Using data from the Study of Osteoporotic Fractures (SOF), several clinical characteristics predictive of near-term (1-year) risk of hip and non-vertebral fracture among elderly osteoporotic women were identified, and a subset of those for hip fracture was incorporated into a risk assessment tool. Additional research is needed to validate study findings.
INTRODUCTION: While several risk factors are known to contribute to long-term fracture risk in women with osteoporosis, factors predicting fracture risk over a shorter time horizon, such as over a 1-year period, are less well-established.

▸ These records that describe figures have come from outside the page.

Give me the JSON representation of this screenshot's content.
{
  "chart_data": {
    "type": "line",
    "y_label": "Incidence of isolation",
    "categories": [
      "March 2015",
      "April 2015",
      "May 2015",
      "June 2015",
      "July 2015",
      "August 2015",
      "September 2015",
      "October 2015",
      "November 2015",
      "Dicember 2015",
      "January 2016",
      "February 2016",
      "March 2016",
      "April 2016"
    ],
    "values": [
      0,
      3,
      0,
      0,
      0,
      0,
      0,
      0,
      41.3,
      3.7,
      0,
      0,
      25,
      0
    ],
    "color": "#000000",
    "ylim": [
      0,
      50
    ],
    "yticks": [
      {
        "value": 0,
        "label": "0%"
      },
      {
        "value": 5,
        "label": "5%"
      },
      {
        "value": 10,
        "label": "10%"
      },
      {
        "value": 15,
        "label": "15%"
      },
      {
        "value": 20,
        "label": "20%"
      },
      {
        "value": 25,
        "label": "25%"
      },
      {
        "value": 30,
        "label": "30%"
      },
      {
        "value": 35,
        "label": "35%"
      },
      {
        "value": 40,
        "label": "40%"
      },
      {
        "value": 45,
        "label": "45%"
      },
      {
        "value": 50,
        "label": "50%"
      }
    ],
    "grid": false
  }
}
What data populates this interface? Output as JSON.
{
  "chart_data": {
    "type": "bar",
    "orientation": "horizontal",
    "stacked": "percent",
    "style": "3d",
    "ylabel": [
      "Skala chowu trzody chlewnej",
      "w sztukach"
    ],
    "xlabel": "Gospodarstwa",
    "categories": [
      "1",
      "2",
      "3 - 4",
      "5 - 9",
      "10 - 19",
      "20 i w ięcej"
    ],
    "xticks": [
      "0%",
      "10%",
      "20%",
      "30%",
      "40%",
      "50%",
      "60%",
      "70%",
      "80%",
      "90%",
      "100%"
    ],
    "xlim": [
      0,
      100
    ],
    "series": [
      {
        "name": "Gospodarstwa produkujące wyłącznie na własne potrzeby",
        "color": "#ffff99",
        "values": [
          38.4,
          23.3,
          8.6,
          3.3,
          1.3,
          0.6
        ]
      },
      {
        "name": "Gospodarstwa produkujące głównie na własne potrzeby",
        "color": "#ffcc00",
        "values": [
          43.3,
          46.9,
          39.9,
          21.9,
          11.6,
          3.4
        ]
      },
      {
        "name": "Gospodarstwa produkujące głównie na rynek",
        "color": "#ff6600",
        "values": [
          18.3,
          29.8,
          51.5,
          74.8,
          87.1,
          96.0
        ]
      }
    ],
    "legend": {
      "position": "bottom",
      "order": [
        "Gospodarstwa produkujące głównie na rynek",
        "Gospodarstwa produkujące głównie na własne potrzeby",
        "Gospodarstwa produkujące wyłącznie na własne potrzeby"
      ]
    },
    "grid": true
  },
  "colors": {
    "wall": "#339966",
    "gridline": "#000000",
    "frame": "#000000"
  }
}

METHODS: We utilized a repeated-observations design and data from the Study of Osteoporotic Fractures to identify factors contributing to near-term risk of hip fracture and any non-vertebral fracture, respectively, among osteoporotic women aged ≥65 years. Potential predictors of hip fracture and any non-vertebral fracture over the 1-year period subsequent to each qualifying SOF exam were examined using multivariable frailty models. Because the discriminative ability of the hip fracture model was acceptable, a corresponding risk-prediction tool was also developed.

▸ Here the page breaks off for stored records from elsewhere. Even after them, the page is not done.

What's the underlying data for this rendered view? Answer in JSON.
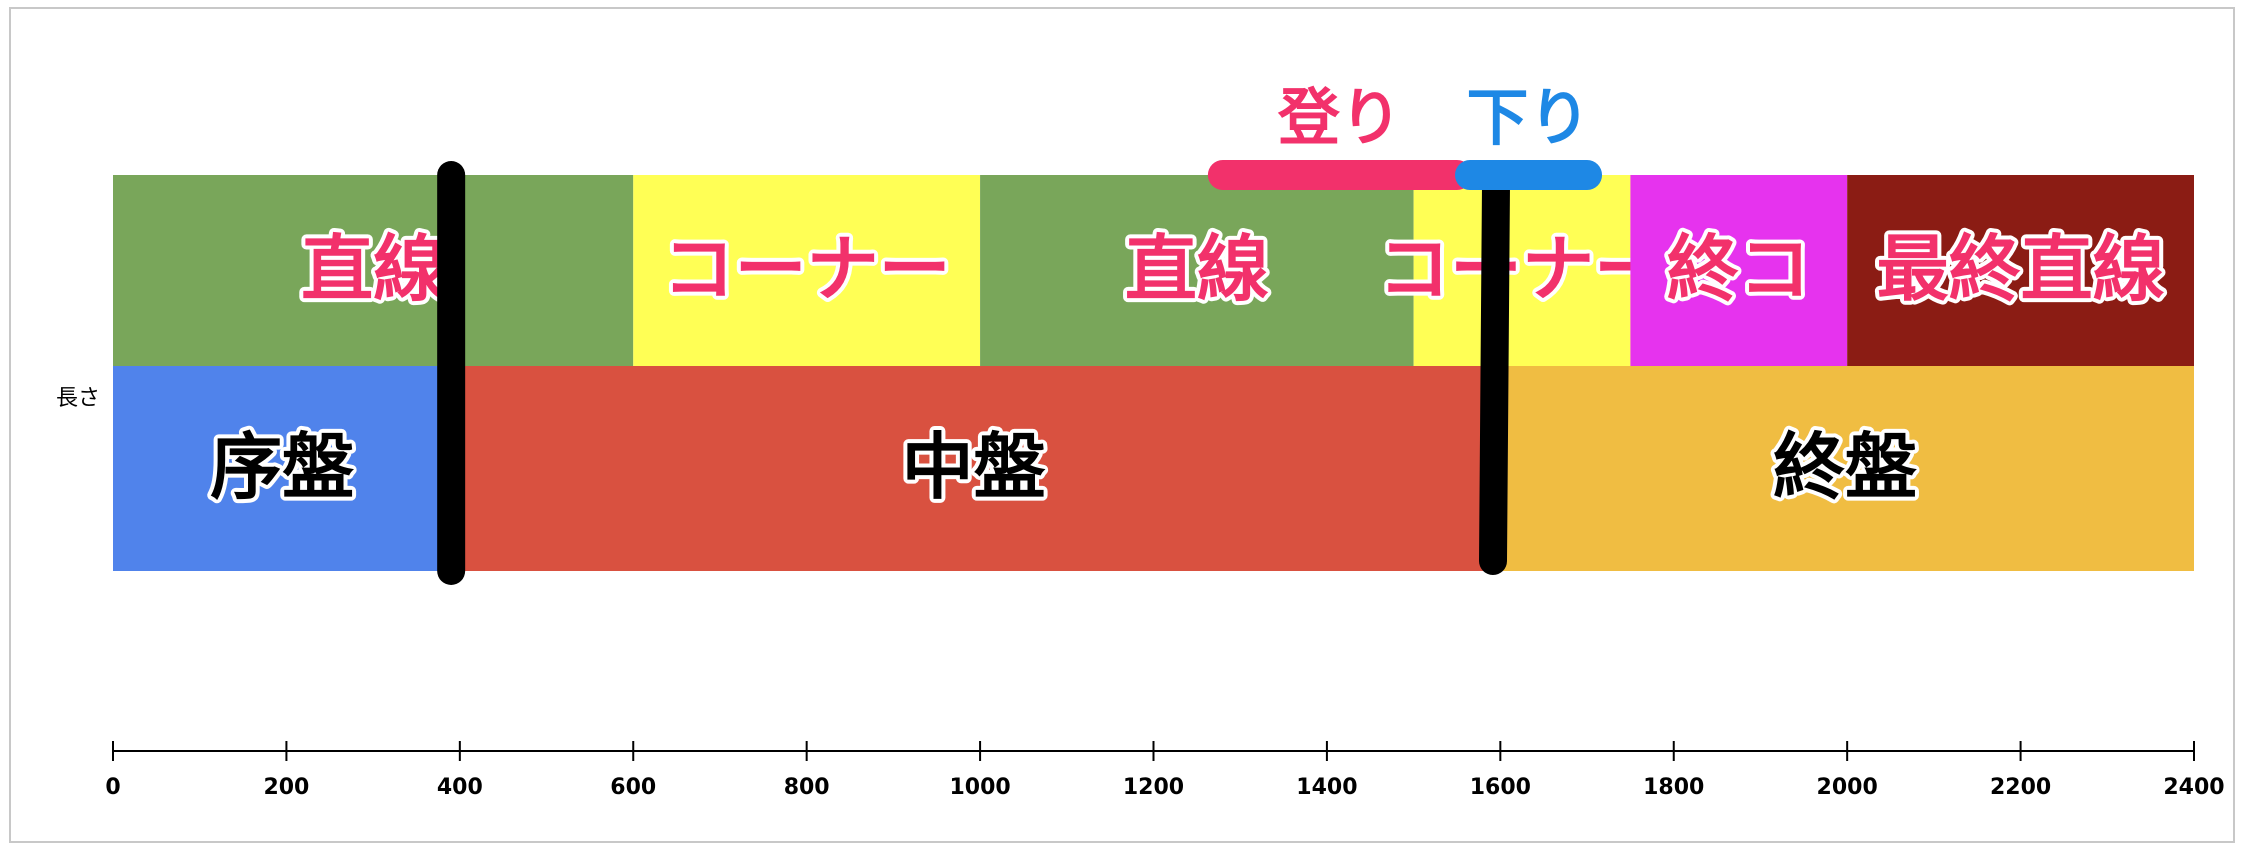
{
  "chart_data": {
    "type": "stacked-timeline",
    "row_label": "長さ",
    "xlim": [
      0,
      2400
    ],
    "xticks": [
      0,
      200,
      400,
      600,
      800,
      1000,
      1200,
      1400,
      1600,
      1800,
      2000,
      2200,
      2400
    ],
    "rows": [
      {
        "label_color": "#f2316b",
        "series": [
          {
            "name": "直線",
            "color": "#79a65a",
            "values": [
              600
            ]
          },
          {
            "name": "コーナー",
            "color": "#ffff55",
            "values": [
              400
            ]
          },
          {
            "name": "直線",
            "color": "#79a65a",
            "values": [
              500
            ]
          },
          {
            "name": "コーナー",
            "color": "#ffff55",
            "values": [
              250
            ]
          },
          {
            "name": "終コ",
            "color": "#e633ee",
            "values": [
              250
            ]
          },
          {
            "name": "最終直線",
            "color": "#8b1c14",
            "values": [
              400
            ]
          }
        ]
      },
      {
        "label_color": "#000000",
        "series": [
          {
            "name": "序盤",
            "color": "#5083eb",
            "values": [
              390
            ]
          },
          {
            "name": "中盤",
            "color": "#d95140",
            "values": [
              1205
            ]
          },
          {
            "name": "終盤",
            "color": "#f0bd42",
            "values": [
              805
            ]
          }
        ]
      }
    ],
    "vlines": [
      390,
      1595
    ],
    "annotations": [
      {
        "text": "登り",
        "color": "#f2316b",
        "xrange": [
          1280,
          1550
        ]
      },
      {
        "text": "下り",
        "color": "#1e88e5",
        "xrange": [
          1565,
          1700
        ]
      }
    ]
  }
}
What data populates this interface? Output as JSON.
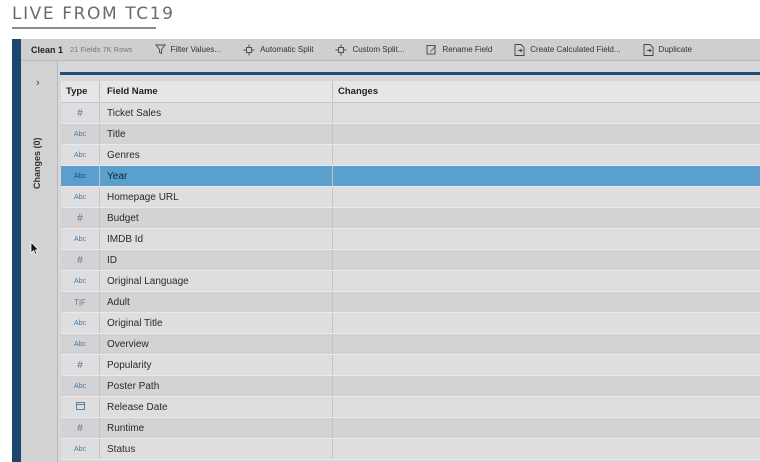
{
  "banner": {
    "title": "LIVE FROM TC19"
  },
  "toolbar": {
    "step_name": "Clean 1",
    "meta": "21 Fields  7K Rows",
    "items": [
      {
        "label": "Filter Values...",
        "icon": "filter-icon"
      },
      {
        "label": "Automatic Split",
        "icon": "split-icon"
      },
      {
        "label": "Custom Split...",
        "icon": "custom-split-icon"
      },
      {
        "label": "Rename Field",
        "icon": "rename-icon"
      },
      {
        "label": "Create Calculated Field...",
        "icon": "calculated-field-icon"
      },
      {
        "label": "Duplicate",
        "icon": "duplicate-icon"
      }
    ]
  },
  "sidebar": {
    "toggle": "›",
    "label": "Changes (0)"
  },
  "table": {
    "columns": {
      "type": "Type",
      "name": "Field Name",
      "changes": "Changes"
    },
    "rows": [
      {
        "type": "#",
        "name": "Ticket Sales"
      },
      {
        "type": "Abc",
        "name": "Title"
      },
      {
        "type": "Abc",
        "name": "Genres"
      },
      {
        "type": "Abc",
        "name": "Year",
        "selected": true
      },
      {
        "type": "Abc",
        "name": "Homepage URL"
      },
      {
        "type": "#",
        "name": "Budget"
      },
      {
        "type": "Abc",
        "name": "IMDB Id"
      },
      {
        "type": "#",
        "name": "ID"
      },
      {
        "type": "Abc",
        "name": "Original Language"
      },
      {
        "type": "T|F",
        "name": "Adult"
      },
      {
        "type": "Abc",
        "name": "Original Title"
      },
      {
        "type": "Abc",
        "name": "Overview"
      },
      {
        "type": "#",
        "name": "Popularity"
      },
      {
        "type": "Abc",
        "name": "Poster Path"
      },
      {
        "type": "date",
        "name": "Release Date"
      },
      {
        "type": "#",
        "name": "Runtime"
      },
      {
        "type": "Abc",
        "name": "Status"
      }
    ]
  },
  "colors": {
    "accent": "#1e4d78",
    "selection": "#5b9fcd",
    "type_icon": "#4a7aa0"
  }
}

RESULTS: Study population included 2499 women with osteoporosis, who contributed 6811 observations. Incidence of fracture in the 1-year period subsequent to each exam was 2.2% for hip fracture and 6.6% for any non-vertebral fracture. Independent predictors of hip fracture included low total hip T-score, prior fracture, and risk factors for falls (multivariable model c-statistic = 0.71 (95% CI 0.67-0.76)). Independent predictors of any non-vertebral fracture included age, total hip T-score, prior falls, prior fracture, walking speed, Parkinson’s disease or stroke, and smoking (multivariable model c-statistic = 0.62 (0.59-0.65)).CONCLUSIONS: Several clinical characteristics predictive of hip and non-vertebral fracture within a 1-year follow-up period among elderly women with osteoporosis were identified, and a subset of those for hip fracture was incorporated into a risk assessment tool. Assessment of these risk factors may help guide osteoporosis treatment choices by identifying patients in whom there is urgency to treat. Additional research is needed to validate the findings of this study and the accuracy of the risk assessment tool.